Evini temizle, kapının önünü temizle,
Sokağa çöp atma…
Memleket pırıl pırıl olmaz mı?
Bu kadar mı zor oldu bu yenilere bunu anlatmak!
Derken eskiler de aldı yolu gidiyor.
Pırıl pırıl evler, odalar, bahçeler, teraslar.
Işıl ışıl mağazalar, marketler, kafeler, ofisler.
Çöp yığını sokaklar köşe başları, yollar, dağlar, taşlar.
Hadi canım sende, kimin umurunda evin önü, sokak.
Yabancının mülkü, kâfirin memleketi!
DÖK GİTSİN, PİSLET GİTSİN.
Ne kadar, taşını toprağını, deresini tepesini, insanını hayvanını kullanıp paraya çevirirsek o kadar akıllı ve başarılıyız diyen yeni Kıbrıslılar,
Ne var ne yok deniz ötesine göndeririz, orda para eder, tarihi eserler, mezar kalıntıları, hatta aloeveralar, kaktüsler, ağaçlar, bitkiler.
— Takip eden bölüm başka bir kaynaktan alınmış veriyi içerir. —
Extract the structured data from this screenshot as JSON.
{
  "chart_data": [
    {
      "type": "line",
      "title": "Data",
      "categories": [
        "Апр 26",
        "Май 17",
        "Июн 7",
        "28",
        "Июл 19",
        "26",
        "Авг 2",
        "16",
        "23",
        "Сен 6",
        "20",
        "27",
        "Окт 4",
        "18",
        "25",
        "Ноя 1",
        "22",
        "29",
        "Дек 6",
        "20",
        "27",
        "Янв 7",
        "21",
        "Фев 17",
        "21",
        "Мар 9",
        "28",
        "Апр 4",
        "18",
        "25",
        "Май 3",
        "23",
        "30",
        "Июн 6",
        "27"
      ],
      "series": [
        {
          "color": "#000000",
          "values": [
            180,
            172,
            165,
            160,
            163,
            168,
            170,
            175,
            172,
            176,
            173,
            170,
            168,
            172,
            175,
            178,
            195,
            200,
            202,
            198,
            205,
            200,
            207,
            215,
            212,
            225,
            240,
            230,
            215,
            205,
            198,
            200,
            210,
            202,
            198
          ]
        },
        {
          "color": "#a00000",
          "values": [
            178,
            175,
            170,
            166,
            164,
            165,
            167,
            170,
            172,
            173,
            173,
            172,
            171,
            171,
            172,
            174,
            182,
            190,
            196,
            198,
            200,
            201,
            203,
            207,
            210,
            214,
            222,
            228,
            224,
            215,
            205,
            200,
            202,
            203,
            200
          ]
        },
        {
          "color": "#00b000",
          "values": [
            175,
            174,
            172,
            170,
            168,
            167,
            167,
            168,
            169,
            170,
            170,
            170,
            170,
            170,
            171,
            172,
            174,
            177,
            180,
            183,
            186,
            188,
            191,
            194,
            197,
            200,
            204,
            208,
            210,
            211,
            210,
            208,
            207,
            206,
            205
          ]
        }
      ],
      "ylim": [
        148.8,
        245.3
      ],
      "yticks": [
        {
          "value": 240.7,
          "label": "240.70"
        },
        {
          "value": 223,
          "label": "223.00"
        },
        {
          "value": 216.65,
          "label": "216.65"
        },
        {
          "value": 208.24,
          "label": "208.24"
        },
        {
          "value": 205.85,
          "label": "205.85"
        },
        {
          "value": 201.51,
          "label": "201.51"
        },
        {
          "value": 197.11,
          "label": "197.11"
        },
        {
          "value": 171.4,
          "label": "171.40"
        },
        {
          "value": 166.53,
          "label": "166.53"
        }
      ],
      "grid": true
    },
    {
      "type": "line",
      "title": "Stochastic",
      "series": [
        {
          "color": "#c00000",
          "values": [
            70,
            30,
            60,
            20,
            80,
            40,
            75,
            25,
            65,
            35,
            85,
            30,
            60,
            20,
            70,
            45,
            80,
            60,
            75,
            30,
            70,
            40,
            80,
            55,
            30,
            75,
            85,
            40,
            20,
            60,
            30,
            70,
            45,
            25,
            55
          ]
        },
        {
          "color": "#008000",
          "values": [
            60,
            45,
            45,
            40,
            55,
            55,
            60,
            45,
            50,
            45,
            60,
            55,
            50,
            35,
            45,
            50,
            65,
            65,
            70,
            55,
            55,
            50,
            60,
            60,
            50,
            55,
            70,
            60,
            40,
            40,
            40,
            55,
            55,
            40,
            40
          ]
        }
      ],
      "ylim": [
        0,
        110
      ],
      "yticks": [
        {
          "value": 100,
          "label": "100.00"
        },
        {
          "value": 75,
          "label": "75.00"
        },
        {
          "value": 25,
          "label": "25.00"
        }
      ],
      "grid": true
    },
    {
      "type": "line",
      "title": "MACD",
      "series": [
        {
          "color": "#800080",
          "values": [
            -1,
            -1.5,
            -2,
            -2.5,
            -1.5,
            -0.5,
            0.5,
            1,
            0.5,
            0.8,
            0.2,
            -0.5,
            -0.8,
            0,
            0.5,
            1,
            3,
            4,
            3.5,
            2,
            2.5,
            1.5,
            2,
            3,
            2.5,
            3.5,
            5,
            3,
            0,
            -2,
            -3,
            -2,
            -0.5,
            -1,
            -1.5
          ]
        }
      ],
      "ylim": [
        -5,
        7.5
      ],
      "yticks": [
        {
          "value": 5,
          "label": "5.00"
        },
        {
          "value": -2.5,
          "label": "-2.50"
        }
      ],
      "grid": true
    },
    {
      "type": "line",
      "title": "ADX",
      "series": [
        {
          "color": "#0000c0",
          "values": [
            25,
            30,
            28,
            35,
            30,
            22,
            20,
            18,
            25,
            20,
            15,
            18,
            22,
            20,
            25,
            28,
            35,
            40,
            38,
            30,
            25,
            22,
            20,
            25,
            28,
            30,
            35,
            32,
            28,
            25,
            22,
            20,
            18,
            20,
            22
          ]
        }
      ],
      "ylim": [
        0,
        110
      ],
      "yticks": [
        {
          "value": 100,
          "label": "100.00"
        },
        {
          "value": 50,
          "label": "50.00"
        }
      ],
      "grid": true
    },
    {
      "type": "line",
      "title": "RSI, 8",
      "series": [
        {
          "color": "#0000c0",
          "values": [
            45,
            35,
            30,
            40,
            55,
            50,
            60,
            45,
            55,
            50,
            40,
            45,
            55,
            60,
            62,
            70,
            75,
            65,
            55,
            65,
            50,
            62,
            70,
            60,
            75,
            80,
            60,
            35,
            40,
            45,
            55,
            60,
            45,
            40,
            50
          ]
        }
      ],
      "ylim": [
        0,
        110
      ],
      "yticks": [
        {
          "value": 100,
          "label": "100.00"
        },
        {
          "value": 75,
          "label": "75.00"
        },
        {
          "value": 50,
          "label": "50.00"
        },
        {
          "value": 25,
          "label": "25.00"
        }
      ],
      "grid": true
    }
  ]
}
Kıbrıs’ta her şeyin kökünü kurutmadan çalışkan ve başarılı sayılmayacak olan yepyeni Kıbrıslılar…
Adam, koca profesör, doğa, insan, toplum sevgi ve saygısı ile her kanalda çığlık çığlığa, yerlere çöp atmayın, toprağımı kirletmeyin, bana tokat vurmayın diye…
Ama kime sesleniyor ki? Sesinin çıktığı kanallarda, radyolarda sesini duyması gerekenler yok ki!
BOŞUNA BAĞIRIYOR ADAM BOŞUNA!
Belli ki iş ola kese dola yapıyorlar zaten bu sosyal duyarlılık, farkındalık ve sair projeleri.
İyi de hangi belediyemiz çöp yönetimi, ayrışımı altyapısını yapmış ki? İki oy için pisliğe ve pisleyenlere teslim olan belediye başkanları, meclis üyeleri oldukça sen istediğin kadar bana tokat atma, toprağıma tokat atma diye feryat et!
Adamlar milyonluk eve taşınıyor, altında yarım milyonluk araba, bütün çöpü çeri, taşınma artıklarını, ev temizliğini komşuların çöp bidonunun içine, yetmedi etrafına, olmadı komşuların park yerine yığıyor!
Üstüne de her gün organik çöpleri döküyor!
Komşular, belediyeyi ara gelsin bu çöpünü toplasın dese de kimin omurunda!
Zavallılar, hep birlikte bayram hediyelerini çöpler içinde alacaklar.